What is Williams %R? Definition, Formula, and Example
Williams %R is a momentum oscillator that measures the position of the current close relative to the highest high over a 14-period lookback, ranging from 0 (overbought) to -100 (oversold).
Definition
Williams %R, often written %R, is a bounded momentum oscillator developed by Larry Williams in 1973. It measures where the current close sits within the trading range of the past N periods, expressed as a negative percentage from 0 (close at the period high) to -100 (close at the period low). Default lookback is 14 periods. Readings above -20 indicate overbought conditions; readings below -80 indicate oversold conditions.
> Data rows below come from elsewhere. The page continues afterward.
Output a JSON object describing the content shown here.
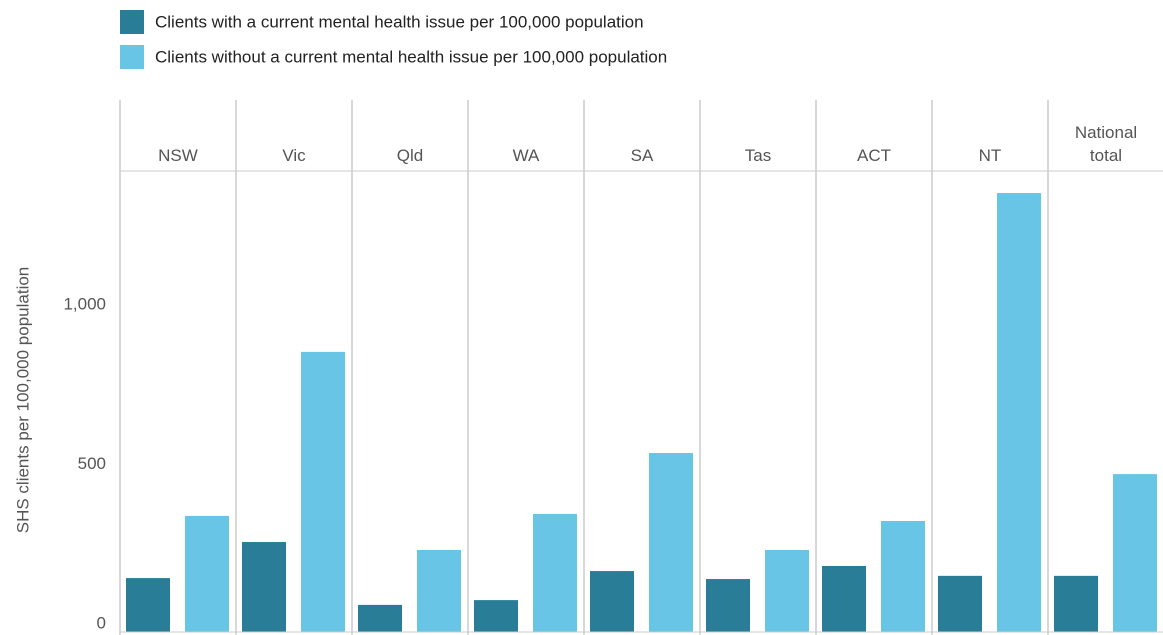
{
  "chart_data": {
    "type": "bar",
    "y_label": "SHS clients per 100,000 population",
    "categories": [
      "NSW",
      "Vic",
      "Qld",
      "WA",
      "SA",
      "Tas",
      "ACT",
      "NT",
      "National total"
    ],
    "series": [
      {
        "name": "Clients with a current mental health issue per 100,000 population",
        "color": "#2a7d97",
        "values": [
          169,
          282,
          85,
          100,
          191,
          166,
          207,
          176,
          176
        ]
      },
      {
        "name": "Clients without a current mental health issue per 100,000 population",
        "color": "#68c5e6",
        "values": [
          364,
          878,
          257,
          370,
          561,
          257,
          348,
          1376,
          495
        ]
      }
    ],
    "ylim": [
      0,
      1445
    ],
    "yticks": [
      0,
      500,
      {
        "value": 1000,
        "label": "1,000"
      }
    ]
  }
}
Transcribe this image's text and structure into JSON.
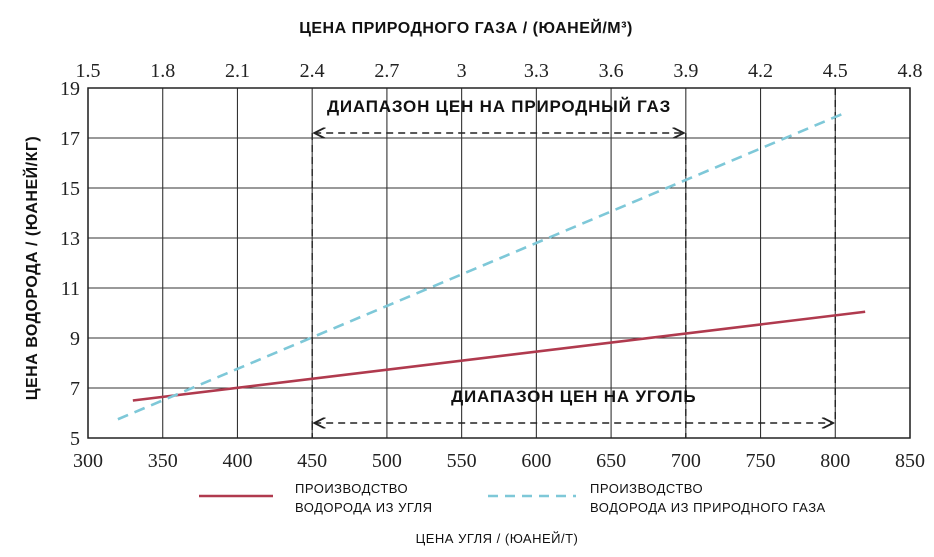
{
  "chart_data": {
    "type": "line",
    "title": "ЦЕНА ПРИРОДНОГО ГАЗА / (ЮАНЕЙ/М³)",
    "xlabel": "ЦЕНА УГЛЯ / (ЮАНЕЙ/Т)",
    "ylabel": "ЦЕНА ВОДОРОДА / (ЮАНЕЙ/КГ)",
    "xlim": [
      300,
      850
    ],
    "ylim": [
      5,
      19
    ],
    "x_ticks": [
      300,
      350,
      400,
      450,
      500,
      550,
      600,
      650,
      700,
      750,
      800,
      850
    ],
    "y_ticks": [
      5,
      7,
      9,
      11,
      13,
      15,
      17,
      19
    ],
    "top_axis": {
      "label": "ЦЕНА ПРИРОДНОГО ГАЗА / (ЮАНЕЙ/М³)",
      "lim": [
        1.5,
        4.8
      ],
      "ticks": [
        "1.5",
        "1.8",
        "2.1",
        "2.4",
        "2.7",
        "3",
        "3.3",
        "3.6",
        "3.9",
        "4.2",
        "4.5",
        "4.8"
      ]
    },
    "grid": true,
    "legend_position": "bottom",
    "series": [
      {
        "name": "ПРОИЗВОДСТВО\nВОДОРОДА ИЗ УГЛЯ",
        "axis": "bottom",
        "style": "solid",
        "color": "#b03a4e",
        "points": [
          [
            330,
            6.5
          ],
          [
            820,
            10.05
          ]
        ]
      },
      {
        "name": "ПРОИЗВОДСТВО\nВОДОРОДА ИЗ ПРИРОДНОГО ГАЗА",
        "axis": "top",
        "style": "dashed",
        "color": "#7ec8d8",
        "points": [
          [
            1.62,
            5.75
          ],
          [
            4.55,
            18.05
          ]
        ]
      }
    ],
    "annotations": [
      {
        "text": "ДИАПАЗОН ЦЕН НА ПРИРОДНЫЙ ГАЗ",
        "axis": "top",
        "from": 2.4,
        "to": 3.9,
        "y": 17.2
      },
      {
        "text": "ДИАПАЗОН ЦЕН НА УГОЛЬ",
        "axis": "bottom",
        "from": 450,
        "to": 800,
        "y": 5.6
      }
    ]
  },
  "legend": {
    "coal_line1": "ПРОИЗВОДСТВО",
    "coal_line2": "ВОДОРОДА ИЗ УГЛЯ",
    "gas_line1": "ПРОИЗВОДСТВО",
    "gas_line2": "ВОДОРОДА ИЗ ПРИРОДНОГО ГАЗА"
  }
}
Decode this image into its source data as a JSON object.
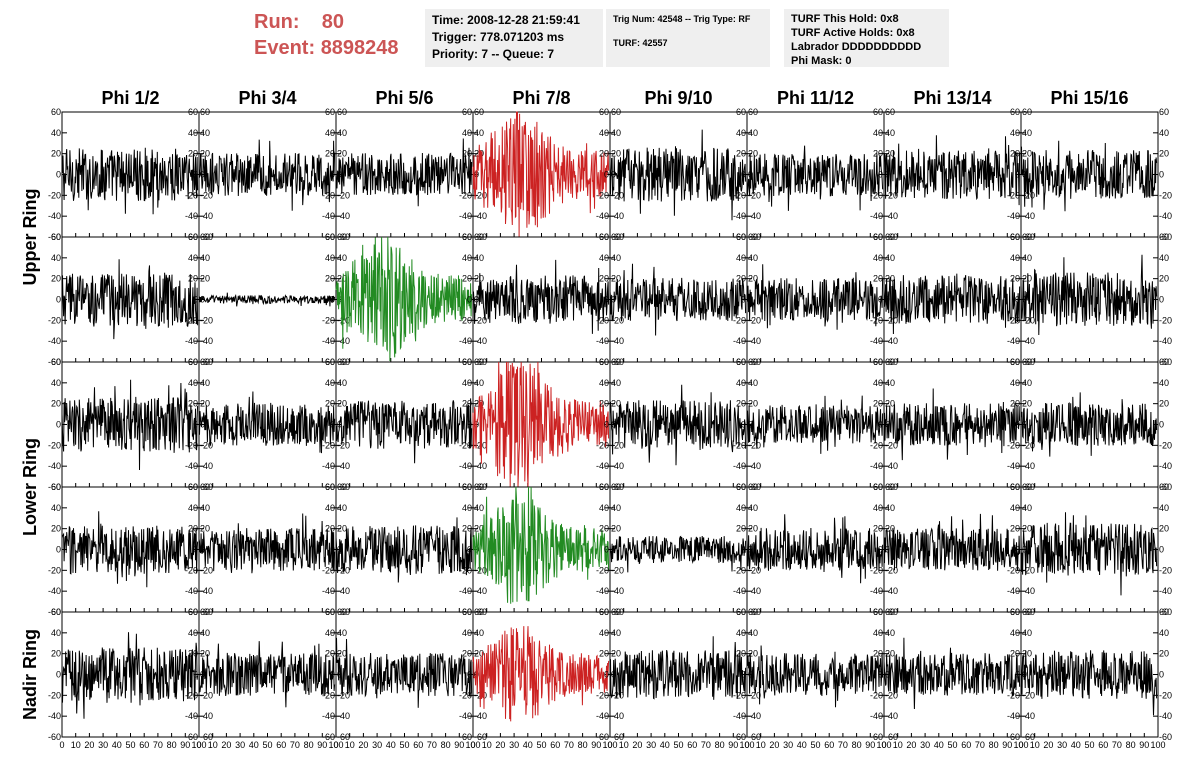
{
  "header": {
    "run_label": "Run:",
    "run_value": "80",
    "event_label": "Event:",
    "event_value": "8898248"
  },
  "info_panels": {
    "time": "Time: 2008-12-28 21:59:41",
    "trigger": "Trigger: 778.071203 ms",
    "priority": "Priority: 7 -- Queue: 7",
    "trig_num": "Trig Num: 42548 -- Trig Type: RF",
    "turf": "TURF: 42557",
    "turf_this_hold": "TURF This Hold: 0x8",
    "turf_active_holds": "TURF Active Holds: 0x8",
    "labrador": "Labrador DDDDDDDDDD",
    "phi_mask": "Phi Mask: 0"
  },
  "chart_data": {
    "type": "line",
    "columns": [
      "Phi 1/2",
      "Phi 3/4",
      "Phi 5/6",
      "Phi 7/8",
      "Phi 9/10",
      "Phi 11/12",
      "Phi 13/14",
      "Phi 15/16"
    ],
    "row_groups": [
      {
        "label": "Upper Ring",
        "rows": [
          0,
          1
        ]
      },
      {
        "label": "Lower Ring",
        "rows": [
          2,
          3
        ]
      },
      {
        "label": "Nadir Ring",
        "rows": [
          4
        ]
      }
    ],
    "ylim": [
      -60,
      60
    ],
    "yticks": [
      "60",
      "40",
      "20",
      "0",
      "-20",
      "-40",
      "-60"
    ],
    "xlim": [
      0,
      100
    ],
    "xticks": [
      "0",
      "10",
      "20",
      "30",
      "40",
      "50",
      "60",
      "70",
      "80",
      "90",
      "100"
    ],
    "colors": {
      "normal": "#000000",
      "triggered_red": "#cc2222",
      "triggered_green": "#228b22"
    },
    "panels": [
      [
        {
          "style": "normal",
          "amplitude": 20
        },
        {
          "style": "normal",
          "amplitude": 16
        },
        {
          "style": "normal",
          "amplitude": 16
        },
        {
          "style": "red",
          "amplitude": 40
        },
        {
          "style": "normal",
          "amplitude": 20
        },
        {
          "style": "normal",
          "amplitude": 16
        },
        {
          "style": "normal",
          "amplitude": 18
        },
        {
          "style": "normal",
          "amplitude": 18
        }
      ],
      [
        {
          "style": "normal",
          "amplitude": 20
        },
        {
          "style": "normal",
          "amplitude": 3
        },
        {
          "style": "green",
          "amplitude": 40
        },
        {
          "style": "normal",
          "amplitude": 18
        },
        {
          "style": "normal",
          "amplitude": 16
        },
        {
          "style": "normal",
          "amplitude": 16
        },
        {
          "style": "normal",
          "amplitude": 18
        },
        {
          "style": "normal",
          "amplitude": 20
        }
      ],
      [
        {
          "style": "normal",
          "amplitude": 20
        },
        {
          "style": "normal",
          "amplitude": 16
        },
        {
          "style": "normal",
          "amplitude": 18
        },
        {
          "style": "red",
          "amplitude": 40
        },
        {
          "style": "normal",
          "amplitude": 18
        },
        {
          "style": "normal",
          "amplitude": 14
        },
        {
          "style": "normal",
          "amplitude": 16
        },
        {
          "style": "normal",
          "amplitude": 16
        }
      ],
      [
        {
          "style": "normal",
          "amplitude": 18
        },
        {
          "style": "normal",
          "amplitude": 16
        },
        {
          "style": "normal",
          "amplitude": 18
        },
        {
          "style": "green",
          "amplitude": 36
        },
        {
          "style": "normal",
          "amplitude": 10
        },
        {
          "style": "normal",
          "amplitude": 16
        },
        {
          "style": "normal",
          "amplitude": 16
        },
        {
          "style": "normal",
          "amplitude": 20
        }
      ],
      [
        {
          "style": "normal",
          "amplitude": 20
        },
        {
          "style": "normal",
          "amplitude": 16
        },
        {
          "style": "normal",
          "amplitude": 16
        },
        {
          "style": "red",
          "amplitude": 32
        },
        {
          "style": "normal",
          "amplitude": 18
        },
        {
          "style": "normal",
          "amplitude": 16
        },
        {
          "style": "normal",
          "amplitude": 16
        },
        {
          "style": "normal",
          "amplitude": 18
        }
      ]
    ]
  }
}
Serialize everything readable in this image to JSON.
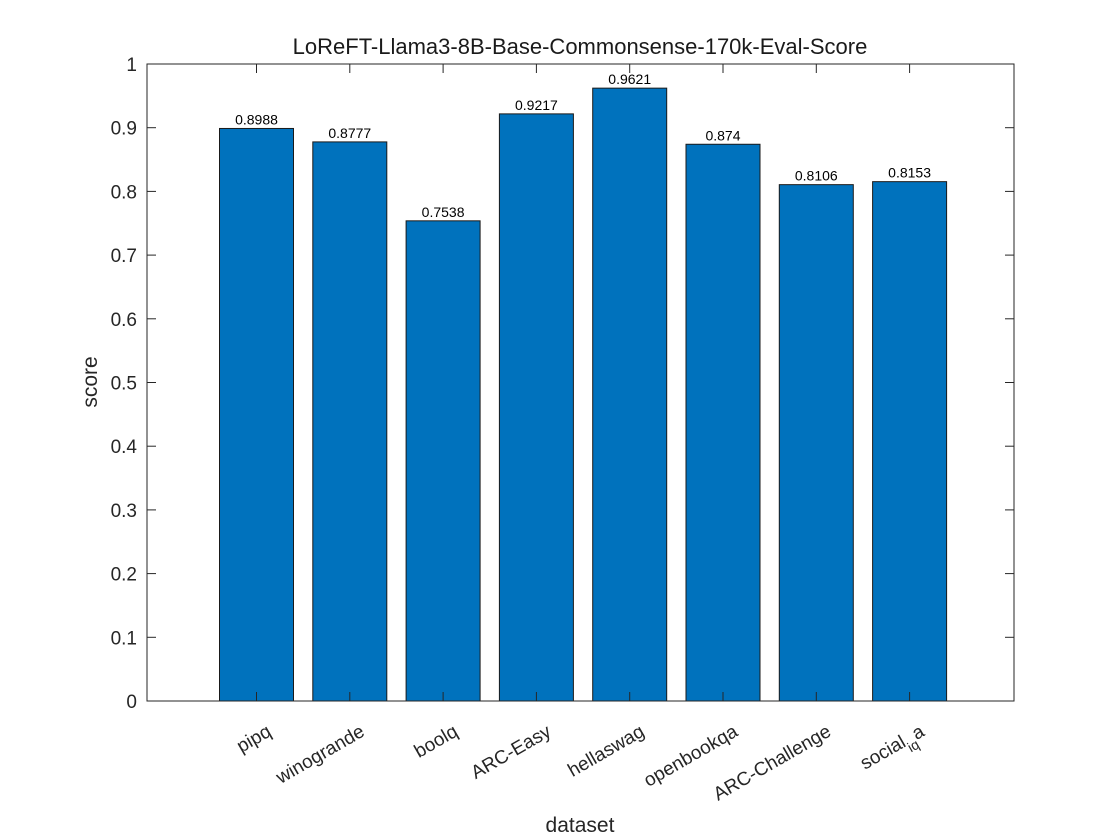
{
  "chart_data": {
    "type": "bar",
    "title": "LoReFT-Llama3-8B-Base-Commonsense-170k-Eval-Score",
    "xlabel": "dataset",
    "ylabel": "score",
    "categories": [
      {
        "main": "pipq",
        "sub": "",
        "tail": ""
      },
      {
        "main": "winogrande",
        "sub": "",
        "tail": ""
      },
      {
        "main": "boolq",
        "sub": "",
        "tail": ""
      },
      {
        "main": "ARC-Easy",
        "sub": "",
        "tail": ""
      },
      {
        "main": "hellaswag",
        "sub": "",
        "tail": ""
      },
      {
        "main": "openbookqa",
        "sub": "",
        "tail": ""
      },
      {
        "main": "ARC-Challenge",
        "sub": "",
        "tail": ""
      },
      {
        "main": "social",
        "sub": "iq",
        "tail": "a"
      }
    ],
    "values": [
      0.8988,
      0.8777,
      0.7538,
      0.9217,
      0.9621,
      0.874,
      0.8106,
      0.8153
    ],
    "value_labels": [
      "0.8988",
      "0.8777",
      "0.7538",
      "0.9217",
      "0.9621",
      "0.874",
      "0.8106",
      "0.8153"
    ],
    "ylim": [
      0,
      1
    ],
    "yticks": [
      "0",
      "0.1",
      "0.2",
      "0.3",
      "0.4",
      "0.5",
      "0.6",
      "0.7",
      "0.8",
      "0.9",
      "1"
    ],
    "bar_color": "#0072BD",
    "grid": false,
    "legend": "none"
  }
}
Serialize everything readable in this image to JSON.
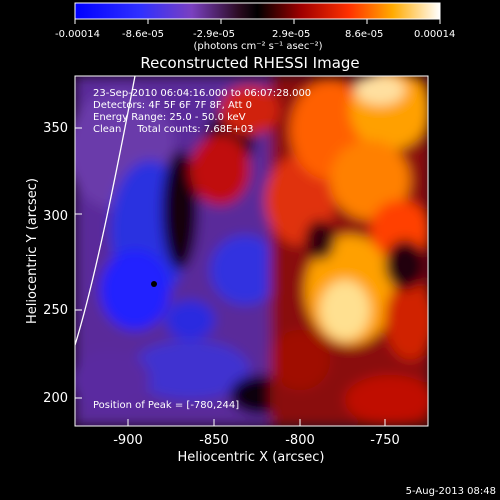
{
  "colorbar": {
    "tick_labels": [
      "-0.00014",
      "-8.6e-05",
      "-2.9e-05",
      "2.9e-05",
      "8.6e-05",
      "0.00014"
    ],
    "units_label": "(photons cm⁻² s⁻¹ asec⁻²)"
  },
  "title": "Reconstructed RHESSI Image",
  "info": {
    "line1": "23-Sep-2010 06:04:16.000 to 06:07:28.000",
    "line2": "Detectors: 4F 5F 6F 7F 8F, Att 0",
    "line3": "Energy Range: 25.0 - 50.0 keV",
    "line4": "Clean     Total counts: 7.68E+03"
  },
  "peak_text": "Position of Peak = [-780,244]",
  "axes": {
    "xlabel": "Heliocentric X (arcsec)",
    "ylabel": "Heliocentric Y (arcsec)",
    "x_ticks": [
      "-900",
      "-850",
      "-800",
      "-750"
    ],
    "y_ticks": [
      "350",
      "300",
      "250",
      "200"
    ]
  },
  "footer_date": "5-Aug-2013 08:48",
  "colors": {
    "background": "#000000",
    "limb": "#ffffff"
  },
  "image_description_icon": "solar-xray-heatmap"
}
The oscillator is mathematically equivalent to an inverted, unsmoothed stochastic %K.
Williams %R Formula
The calculation is:
%R = ((Highest High over N − Current Close) / (Highest High over N − Lowest Low over N)) × −100
Where:
- Highest High over N = the highest high in the lookback window (default 14)
- Lowest Low over N = the lowest low in the lookback window
- Current Close = the most recent closing price
The output is bounded between 0 and -100. A close at the period high produces 0; a close at the period low produces -100; a close at the midpoint produces -50.
Worked Example
NVDA on 2026-05-07:
- 14-day Highest High: $1,025.40
- 14-day Lowest Low: $948.20
- Current Close: $1,012.80
Calculation:
%R = ((1,025.40 − 1,012.80) / (1,025.40 − 948.20)) × −100
%R = (12.60 / 77.20) × −100
%R = −16.32
A reading of −16 places NVDA above the −20 overbought threshold — the close is in the upper 20% of its 14-day range. In a strong uptrend this is consistent with continuation; in a range-bound market this signals an unfavorable risk-reward for new long entries.
When Traders Use Williams %R
- Mean-reversion entries: Buy at <−80 and sell at >−20 in range-bound markets. The classic configuration. Combine with Bollinger Bands to confirm range-bound regime.
- Divergence: Price prints a higher high while %R fails to exceed its prior reading above −20. This bearish divergence signals momentum exhaustion. Symmetric setup applies on the long side.
- Trend-following filter: In strong uptrends, %R spends most of its time above −50; readings below −50 signal trend weakening rather than oversold buy conditions. Read %R alongside the underlying trend, not in isolation.
- Multi-timeframe confirmation: Pairing daily %R with weekly trend direction filters most false signals. Many systematic mean-reversion strategies require %R extremes only when the long-term trend confirms the trade direction.
- Pair with RSI and the stochastic oscillator: Two-of-three confirmation reduces false signals.
Limitations and Common Misconceptions
- Overbought is not a sell signal: In strong trends, %R stays pinned above −20 for weeks. Selling every overbought print in NVDA during 2024 produced a string of losses.
- Redundant with stochastic %K: Williams %R is mathematically identical to (Stoch %K − 100). If you already use Stoch, %R adds no information.
- Lookback sensitivity: A 5-period %R produces dozens of false signals per month. A 28-period %R lags too much for active timeframes. The 14-period default is a compromise — there is no universally optimal value.
- Useless during regime shifts: When volatility expands and price breaks the prior 14-day range, the oscillator pins at −100 or 0 and provides no actionable signal until the new range stabilizes.
- No volume input: %R is a price-only indicator. Volume-aware oscillators like the money flow index catch divergences %R misses.